Harpa sem limitesNa Big Apple, Zeena experimentou de tudo um pouco ("Estava louca, não me fartava, estava no céu. Foi perfeito para mim"). Foi com os Skeleton Crew, projecto que partilhava com Cora e Frith, que teve a ideia de voltar a tocar harpa - até porque não havia muitos harpistas na cena experimental: "Eu era uma pianista, estudei harpa quando ainda vivia em Detroit. Depois, fui para a universidade e não podia ter uma harpa. Era muito caro. Quando fui para Nova Iorque decidi ser esperta: se trabalhasse numa loja de harpas, talvez me deixassem praticar lá, depois do trabalho. Um ano depois, acabei por comprar uma harpa. Foi uma estratégia perfeita".
Começou a tocar harpa nas primeiras aventuras musicais nova-iorquinas, mas ninguém a ouvia - era engolida pelos outros instrumentos. A harpa eléctrica - se Zeena não foi a sua inventora, foi, pelo menos, a sua principal figura - surgiu dessa necessidade.
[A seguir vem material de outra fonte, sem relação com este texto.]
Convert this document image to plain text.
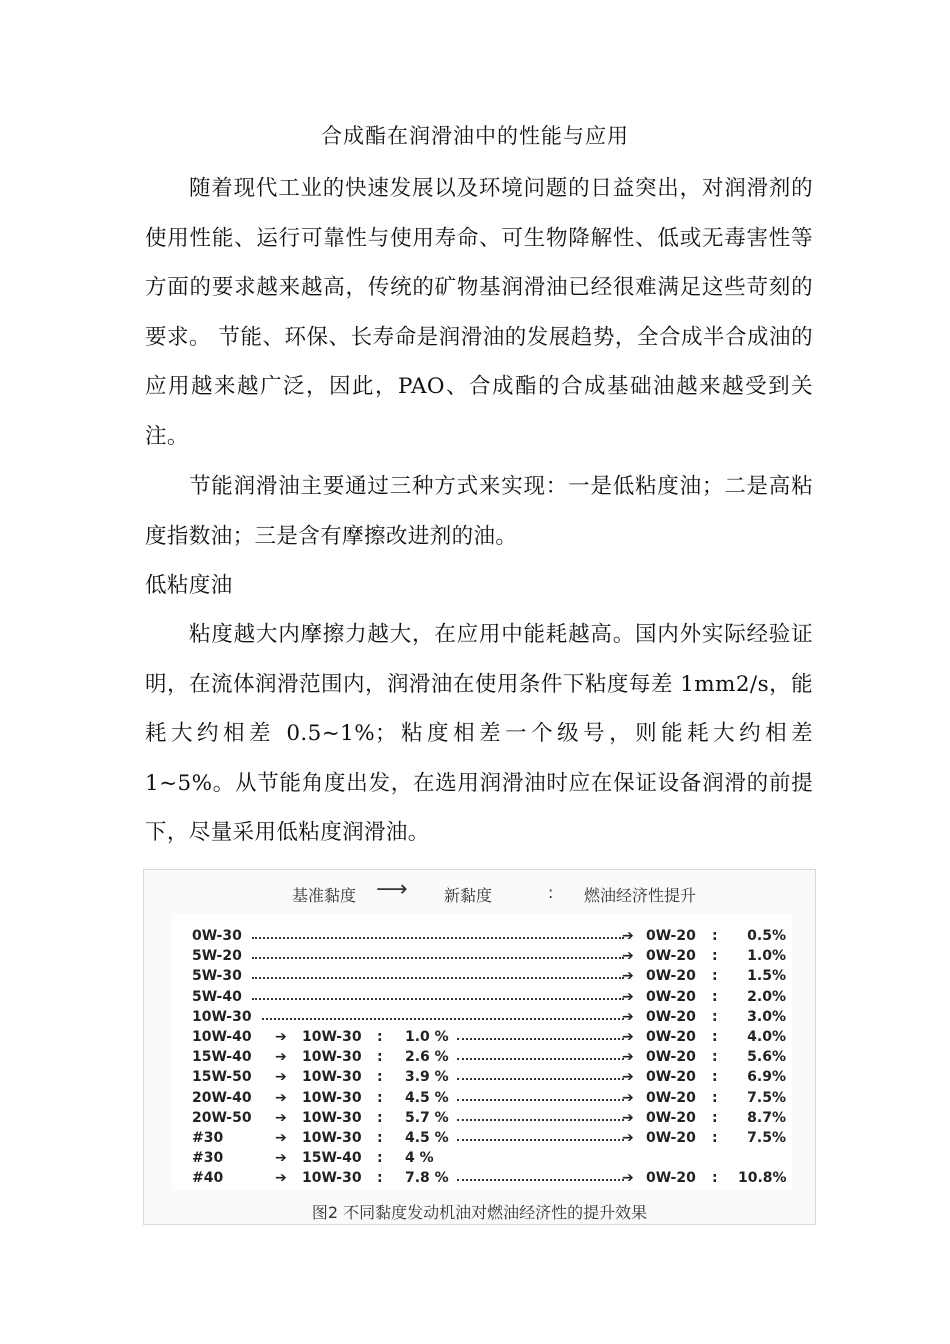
合成酯在润滑油中的性能与应用

随着现代工业的快速发展以及环境问题的日益突出，对润滑剂的使用性能、运行可靠性与使用寿命、可生物降解性、低或无毒害性等方面的要求越来越高，传统的矿物基润滑油已经很难满足这些苛刻的要求。 节能、环保、长寿命是润滑油的发展趋势，全合成半合成油的应用越来越广泛，因此，PAO、合成酯的合成基础油越来越受到关注。

节能润滑油主要通过三种方式来实现：一是低粘度油；二是高粘度指数油；三是含有摩擦改进剂的油。

低粘度油

粘度越大内摩擦力越大，在应用中能耗越高。国内外实际经验证明，在流体润滑范围内，润滑油在使用条件下粘度每差 1mm2/s，能耗大约相差 0.5~1%；粘度相差一个级号，则能耗大约相差 1~5%。从节能角度出发，在选用润滑油时应在保证设备润滑的前提下，尽量采用低粘度润滑油。

基准黏度 ⟶ 新黏度	: 燃油经济性提升
0W-30	➔ 0W-20 :	0.5%
5W-20	➔ 0W-20 :	1.0%
5W-30	➔ 0W-20 :	1.5%
5W-40	➔ 0W-20 :	2.0%
10W-30	➔ 0W-20 :	3.0%
10W-40 ➔ 10W-30 : 1.0 %	➔ 0W-20 :	4.0%
15W-40 ➔ 10W-30 : 2.6 %	➔ 0W-20 :	5.6%
15W-50 ➔ 10W-30 : 3.9 %	➔ 0W-20 :	6.9%
20W-40 ➔ 10W-30 : 4.5 %	➔ 0W-20 :	7.5%
20W-50 ➔ 10W-30 : 5.7 %	➔ 0W-20 :	8.7%
#30	➔ 10W-30 : 4.5 %	➔ 0W-20 :	7.5%
#30	➔ 15W-40 : 4 %
#40	➔ 10W-30 : 7.8 %	➔ 0W-20 : 10.8%
图2 不同黏度发动机油对燃油经济性的提升效果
Não se ficou pela electrificação do instrumento. Inspirada pelos pianos preparados de John Cage, Parkins inventou formas de tocar harpa "com um pau, um papel, borrachas, lâminas". Arranjou uma harpa mais pequena, "não tão preciosa", e começou a desbravar terreno: "Nunca senti que tinha de ser cuidadosa com a harpa, nunca a vi como uma instituição que não pudesse destruir, só a queria explorar. Quando comecei a tocar harpa, soube logo que não queria ser uma harpista clássica. Quando fui para Nova Iorque e vi tantas formas de preparar instrumentos, apercebi-me que a harpa foi feita para ser outra coisa. Tem tanto potencial: pode ser textural, percussiva, não precisa de ser o que sempre foi".
É com a sua harpa eléctrica que Zeena estará este domingo em Serralves, no Porto, no âmbito do programa "Improvisações/Colaborações". O concerto será improvisado a partir de uma partitura gráfica criada por Dave Allen e porá, lado a lado, Zeena e o baterista-prodígio Chris Corsano. Partitura gráfica? A professora do Mills College explica: "São partituras que não incluem toda a informação. Estão semicompostas, não têm todas as notas, todas as dinâmicas. Há partituras que são só texto, outras que são só linhas, pontos, sinais mais e menos. Há muitas maneiras diferentes de pensar a notação". Um mapa com tudo em aberto, como o percurso de Zeena.